This is a repository for the language part-of-speech (POS) tagger I coded that uses Hidden Markov Models. Basically, it takes English text as input and tries to tag each word as a noun, verb, adjective, etc based on the input's sequence. After all, some words may have a different tag based on how it is being used in the sentence. For example, the word "rock" can be either a noun or a verb, as it could refer to a stone or it could refer to the action of moving something from side to side.
To summarize, it first takes in training data and then uses it to train itself on what to categorize as a part-of-speech. Then, it takes an input of words (could be a sentence, some words, or whatever text that the user provides) and it tags each word as a some kind of part-of-speech based on the input's sequence of words. This is done by calculating tag probabilities based on the original training data and then using those probabilities to determine what tag should be given to the current word that is being tagged based on the sequence of words. Computation of a word's tag is done by computing the probability of the tag sequence that is the most likely to occur, and then reconstructing that sequence from end to beginning by tracing the backpointers that were generated while computing. And if a word that has not been encountered by the tagger shows up in the input, it will be considered an unknown (depicted as <UNK>).
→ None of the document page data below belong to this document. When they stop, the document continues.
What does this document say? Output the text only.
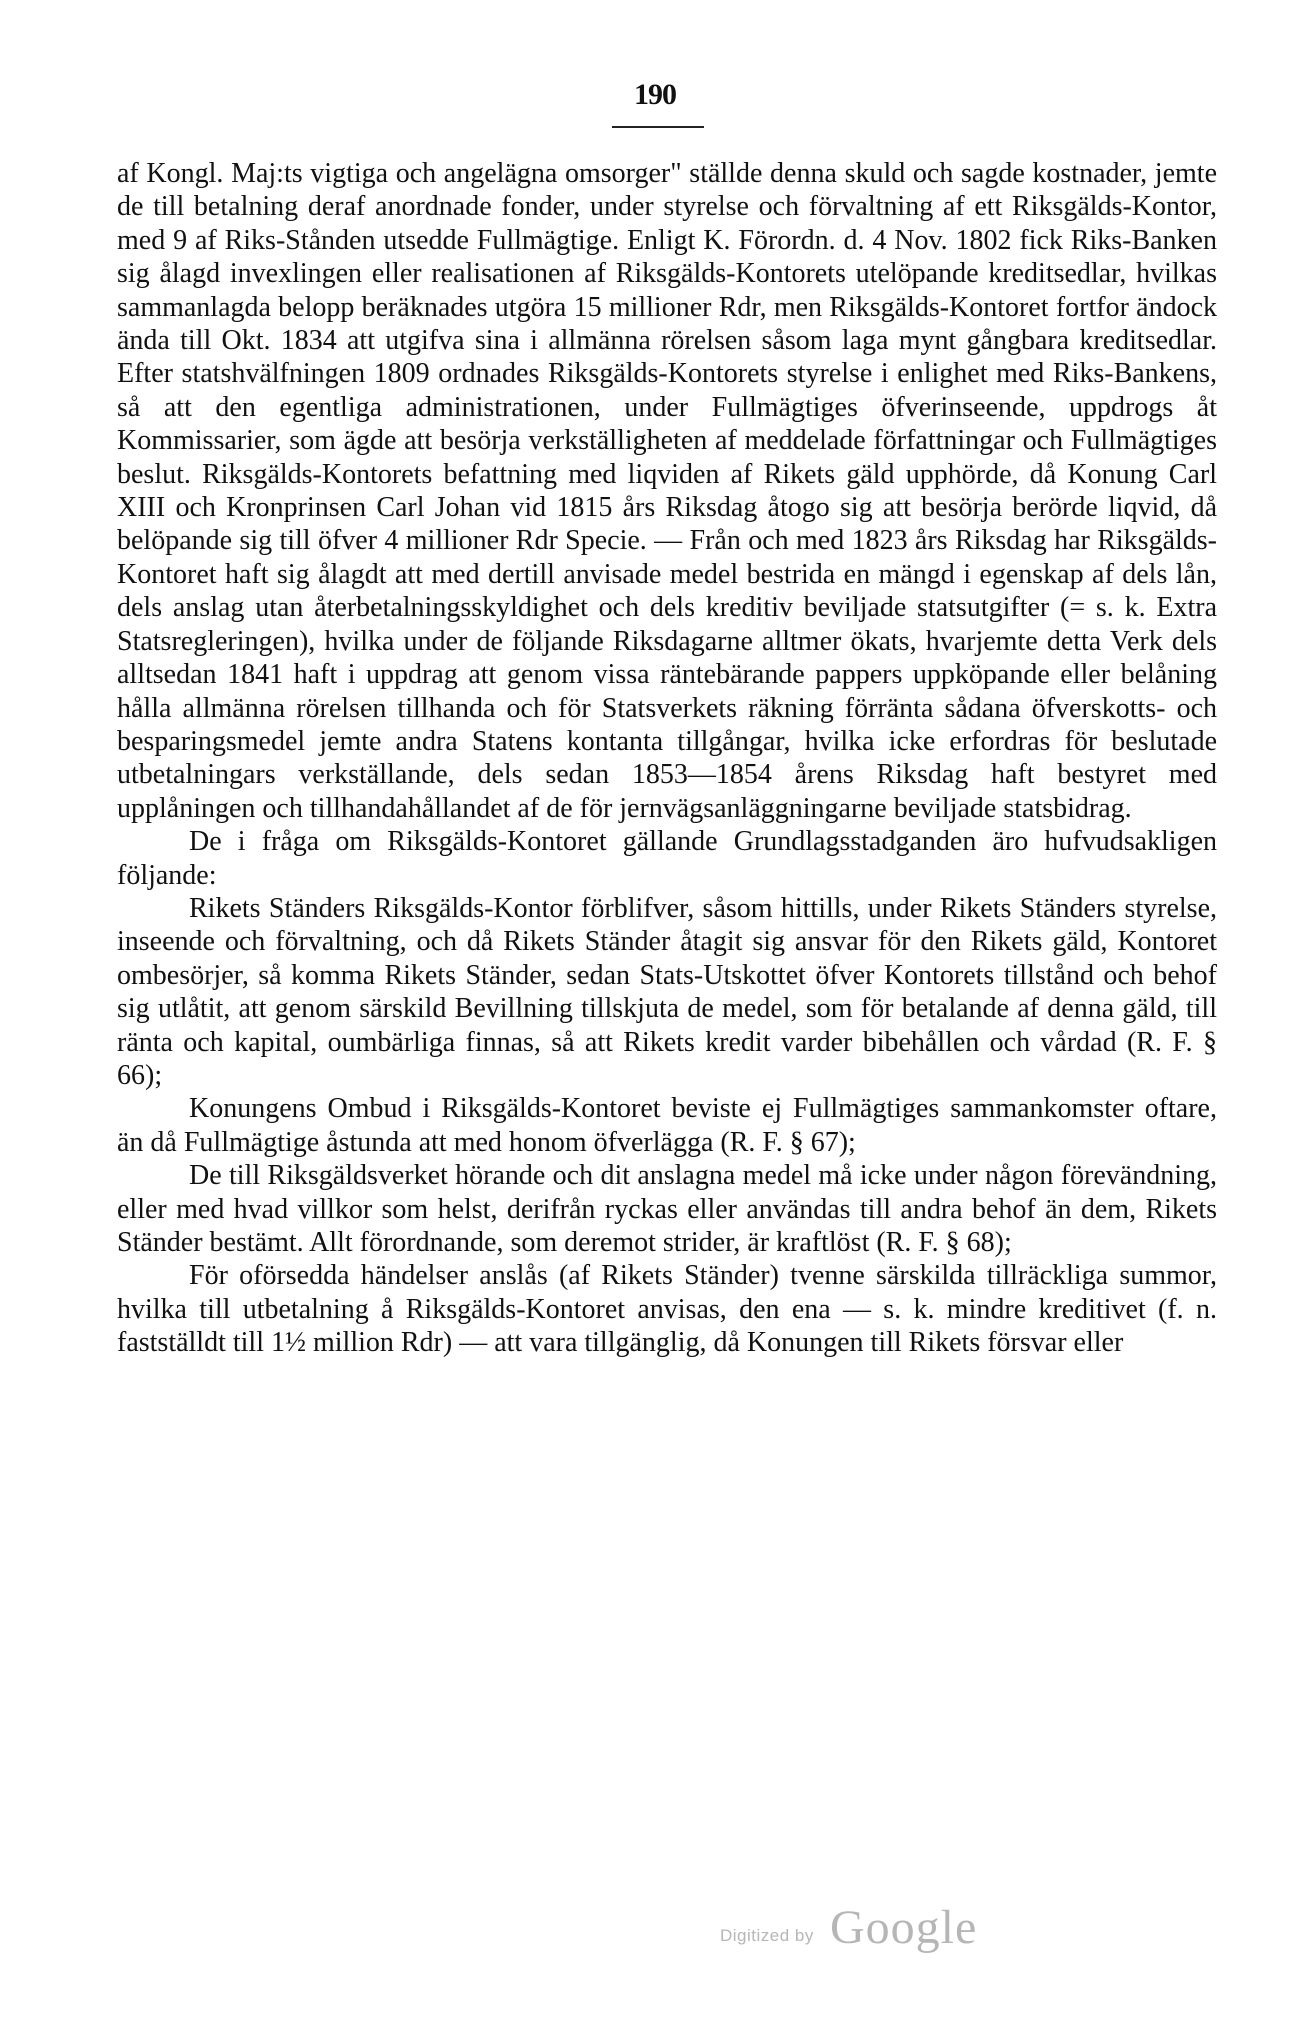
190

af Kongl. Maj:ts vigtiga och angelägna omsorger" ställde denna skuld och sagde kostnader, jemte de till betalning deraf anordnade fonder, under styrelse och förvaltning af ett Riksgälds-Kontor, med 9 af Riks-Stånden utsedde Fullmägtige. Enligt K. Förordn. d. 4 Nov. 1802 fick Riks-Banken sig ålagd invexlingen eller realisationen af Riksgälds-Kontorets utelöpande kreditsedlar, hvilkas sammanlagda belopp beräknades utgöra 15 millioner Rdr, men Riksgälds-Kontoret fortfor ändock ända till Okt. 1834 att utgifva sina i allmänna rörelsen såsom laga mynt gångbara kreditsedlar. Efter statshvälfningen 1809 ordnades Riksgälds-Kontorets styrelse i enlighet med Riks-Bankens, så att den egentliga administrationen, under Fullmägtiges öfverinseende, uppdrogs åt Kommissarier, som ägde att besörja verkställigheten af meddelade författningar och Fullmägtiges beslut. Riksgälds-Kontorets befattning med liqviden af Rikets gäld upphörde, då Konung Carl XIII och Kronprinsen Carl Johan vid 1815 års Riksdag åtogo sig att besörja berörde liqvid, då belöpande sig till öfver 4 millioner Rdr Specie. — Från och med 1823 års Riksdag har Riksgälds-Kontoret haft sig ålagdt att med dertill anvisade medel bestrida en mängd i egenskap af dels lån, dels anslag utan återbetalningsskyldighet och dels kreditiv beviljade statsutgifter (= s. k. Extra Statsregleringen), hvilka under de följande Riksdagarne alltmer ökats, hvarjemte detta Verk dels alltsedan 1841 haft i uppdrag att genom vissa räntebärande pappers uppköpande eller belåning hålla allmänna rörelsen tillhanda och för Statsverkets räkning förränta sådana öfverskotts- och besparingsmedel jemte andra Statens kontanta tillgångar, hvilka icke erfordras för beslutade utbetalningars verkställande, dels sedan 1853—1854 årens Riksdag haft bestyret med upplåningen och tillhandahållandet af de för jernvägsanläggningarne beviljade statsbidrag.

De i fråga om Riksgälds-Kontoret gällande Grundlagsstadganden äro hufvudsakligen följande:

Rikets Ständers Riksgälds-Kontor förblifver, såsom hittills, under Rikets Ständers styrelse, inseende och förvaltning, och då Rikets Ständer åtagit sig ansvar för den Rikets gäld, Kontoret ombesörjer, så komma Rikets Ständer, sedan Stats-Utskottet öfver Kontorets tillstånd och behof sig utlåtit, att genom särskild Bevillning tillskjuta de medel, som för betalande af denna gäld, till ränta och kapital, oumbärliga finnas, så att Rikets kredit varder bibehållen och vårdad (R. F. § 66);

Konungens Ombud i Riksgälds-Kontoret beviste ej Fullmägtiges sammankomster oftare, än då Fullmägtige åstunda att med honom öfverlägga (R. F. § 67);

De till Riksgäldsverket hörande och dit anslagna medel må icke under någon förevändning, eller med hvad villkor som helst, derifrån ryckas eller användas till andra behof än dem, Rikets Ständer bestämt. Allt förordnande, som deremot strider, är kraftlöst (R. F. § 68);

För oförsedda händelser anslås (af Rikets Ständer) tvenne särskilda tillräckliga summor, hvilka till utbetalning å Riksgälds-Kontoret anvisas, den ena — s. k. mindre kreditivet (f. n. fastställdt till 1½ million Rdr) — att vara tillgänglig, då Konungen till Rikets försvar eller

Digitized by Google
There are two algorithms that the AI tagger uses to compute what a word's tag is. The first algorithm is a similar algorithm to the Forward algorithm while the second algorithm uses the Viterbi algorithm. The Viterbi algorithm tends to yield more accurate results when tagging words.
Additionally, the Large Language Tagger can take txt files as training data with the load_corpus() method, but the methods that take input for tagging, which are most_probable_tags() and viterbi_tags() can only take in lists as input (lists with strings, to be specific).
Overall, this is an AI that can be trained on data and then use that data to determine what the identity of all the individual tokens of its input are, which is quite useful and has parallels to other popular AIs that use LLMs like ChatGPT.